Either your transmission filter is clogged or your transmission fluid is contaminated with metal shavings. Check the condition of the transmission filter and fluid, as well as the bottom of the pan. If one or both of the cases exist, then it is time to change your filter and fluid. Doing it is so simple, you can finish it in just an hour. Before you work under your car, jack it up and place it on jack stands. Next, directly under the transmission drain plug, place a bucket to drain the transmission fluid into it. Remove the drain plug using a socket wrench to start draining the fluid. Once all fluid has been drained, remove the transmission filter and install the new filter. Then pour transmission fluid (Make sure that it is the type recommended by Mitsubishi in your owner's manual). While doing it, check the fluid level using the transmission fluid dipstick. Dispose the old transmission fluid immediately and properly to avoid harmful environmental effects. It is recommended that you change transmission fluid every two years or 30,000 miles, whichever comes first.
One of the seat belts on my Mitsubishi Expo LRV would not retract. Can I make this stubborn thing retract properly again?
The key to a smoothly retracting seat belt is to restore it to its original slippery condition, which can be achieved by cleaning it. Scrub the seat belt, including the plastic loop it slides through, with mild detergent mixed with a little ammonia. If cleaning somehow does not solve the problem, there might be an internal defect in the tractor mechanism. To correct this issue, you will have to replace the seat belt retractor.
What causes premature clutch failure on a Mitsubishi Expo LRV? How is it fixed?

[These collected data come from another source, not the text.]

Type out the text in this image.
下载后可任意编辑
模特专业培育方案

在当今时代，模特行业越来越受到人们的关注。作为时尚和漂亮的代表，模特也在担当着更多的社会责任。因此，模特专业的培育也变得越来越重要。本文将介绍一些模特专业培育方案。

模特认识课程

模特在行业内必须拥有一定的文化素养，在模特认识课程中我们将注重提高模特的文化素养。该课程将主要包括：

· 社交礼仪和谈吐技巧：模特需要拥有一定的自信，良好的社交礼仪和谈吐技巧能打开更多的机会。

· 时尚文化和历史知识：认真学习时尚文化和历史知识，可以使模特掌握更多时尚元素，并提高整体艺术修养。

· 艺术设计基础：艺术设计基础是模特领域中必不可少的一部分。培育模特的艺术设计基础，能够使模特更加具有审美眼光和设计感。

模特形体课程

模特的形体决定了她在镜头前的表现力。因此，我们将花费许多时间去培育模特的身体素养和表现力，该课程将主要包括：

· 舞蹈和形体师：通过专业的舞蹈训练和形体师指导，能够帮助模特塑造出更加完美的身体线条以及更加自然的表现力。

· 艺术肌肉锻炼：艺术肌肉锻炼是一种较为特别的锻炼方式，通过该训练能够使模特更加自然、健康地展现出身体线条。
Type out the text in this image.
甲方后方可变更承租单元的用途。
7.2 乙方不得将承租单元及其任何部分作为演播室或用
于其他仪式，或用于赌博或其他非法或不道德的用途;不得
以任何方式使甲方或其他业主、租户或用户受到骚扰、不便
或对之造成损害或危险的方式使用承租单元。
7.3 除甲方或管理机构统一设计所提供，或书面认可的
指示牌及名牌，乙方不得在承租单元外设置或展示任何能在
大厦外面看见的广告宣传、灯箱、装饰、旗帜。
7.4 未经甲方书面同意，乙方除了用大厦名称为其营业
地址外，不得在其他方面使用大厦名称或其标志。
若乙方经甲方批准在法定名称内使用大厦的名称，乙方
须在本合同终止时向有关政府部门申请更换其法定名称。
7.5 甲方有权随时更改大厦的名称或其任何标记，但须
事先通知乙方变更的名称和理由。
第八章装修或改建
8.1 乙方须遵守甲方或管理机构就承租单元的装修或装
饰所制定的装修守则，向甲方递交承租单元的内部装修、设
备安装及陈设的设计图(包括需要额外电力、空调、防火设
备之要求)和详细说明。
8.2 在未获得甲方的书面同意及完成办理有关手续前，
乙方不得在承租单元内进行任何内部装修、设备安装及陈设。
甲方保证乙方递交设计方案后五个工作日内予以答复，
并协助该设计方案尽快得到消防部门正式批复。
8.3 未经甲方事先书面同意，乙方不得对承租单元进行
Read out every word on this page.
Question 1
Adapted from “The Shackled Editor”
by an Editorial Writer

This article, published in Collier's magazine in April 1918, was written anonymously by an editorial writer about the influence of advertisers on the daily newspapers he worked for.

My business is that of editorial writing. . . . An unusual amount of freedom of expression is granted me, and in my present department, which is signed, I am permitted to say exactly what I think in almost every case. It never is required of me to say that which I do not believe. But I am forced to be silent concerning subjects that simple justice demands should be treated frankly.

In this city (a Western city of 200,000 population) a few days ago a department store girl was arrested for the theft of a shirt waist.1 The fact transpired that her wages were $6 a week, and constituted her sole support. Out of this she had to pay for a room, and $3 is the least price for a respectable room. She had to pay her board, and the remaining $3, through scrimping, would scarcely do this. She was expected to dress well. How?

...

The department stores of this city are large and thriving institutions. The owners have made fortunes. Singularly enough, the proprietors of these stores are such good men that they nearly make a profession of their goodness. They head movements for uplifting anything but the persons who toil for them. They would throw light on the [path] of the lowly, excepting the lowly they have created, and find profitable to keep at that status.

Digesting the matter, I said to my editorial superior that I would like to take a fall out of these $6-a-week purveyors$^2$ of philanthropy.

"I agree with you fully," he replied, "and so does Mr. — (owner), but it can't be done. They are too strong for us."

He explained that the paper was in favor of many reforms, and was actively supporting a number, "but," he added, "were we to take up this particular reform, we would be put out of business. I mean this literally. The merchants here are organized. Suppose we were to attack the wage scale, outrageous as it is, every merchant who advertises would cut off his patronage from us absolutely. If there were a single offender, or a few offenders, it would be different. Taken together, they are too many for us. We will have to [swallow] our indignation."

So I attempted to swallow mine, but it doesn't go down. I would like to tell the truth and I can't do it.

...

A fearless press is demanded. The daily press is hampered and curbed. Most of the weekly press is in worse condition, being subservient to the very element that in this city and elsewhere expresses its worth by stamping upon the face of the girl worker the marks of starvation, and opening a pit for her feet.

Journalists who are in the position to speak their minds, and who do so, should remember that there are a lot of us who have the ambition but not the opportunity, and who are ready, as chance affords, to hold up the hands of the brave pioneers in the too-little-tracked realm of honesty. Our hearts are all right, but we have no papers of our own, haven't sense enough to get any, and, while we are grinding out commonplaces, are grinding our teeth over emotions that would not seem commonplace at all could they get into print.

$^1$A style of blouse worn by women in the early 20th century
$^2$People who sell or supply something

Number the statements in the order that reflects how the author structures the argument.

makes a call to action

Your only option is to replace a bad clutch. A high-quality aftermarket replacement clutch is recommended because it is likely to last longer than one purchased from the dealer. But before you install a new clutch, inspect first the old clutch so that you know what caused it to fail. For example, if the old clutch is soaked in oil, then that is a clue that a leak caused its demise. At this point, do not attempt to install the new clutch yet—find the source of the leak and fix it first. Aside from leak, another probable cause is repetitively harsh engagement of the clutch at high engine RPM. This damages the clutch hub and stop pins, triggers the facing material to break away from the backing plate, and blows out the compression springs.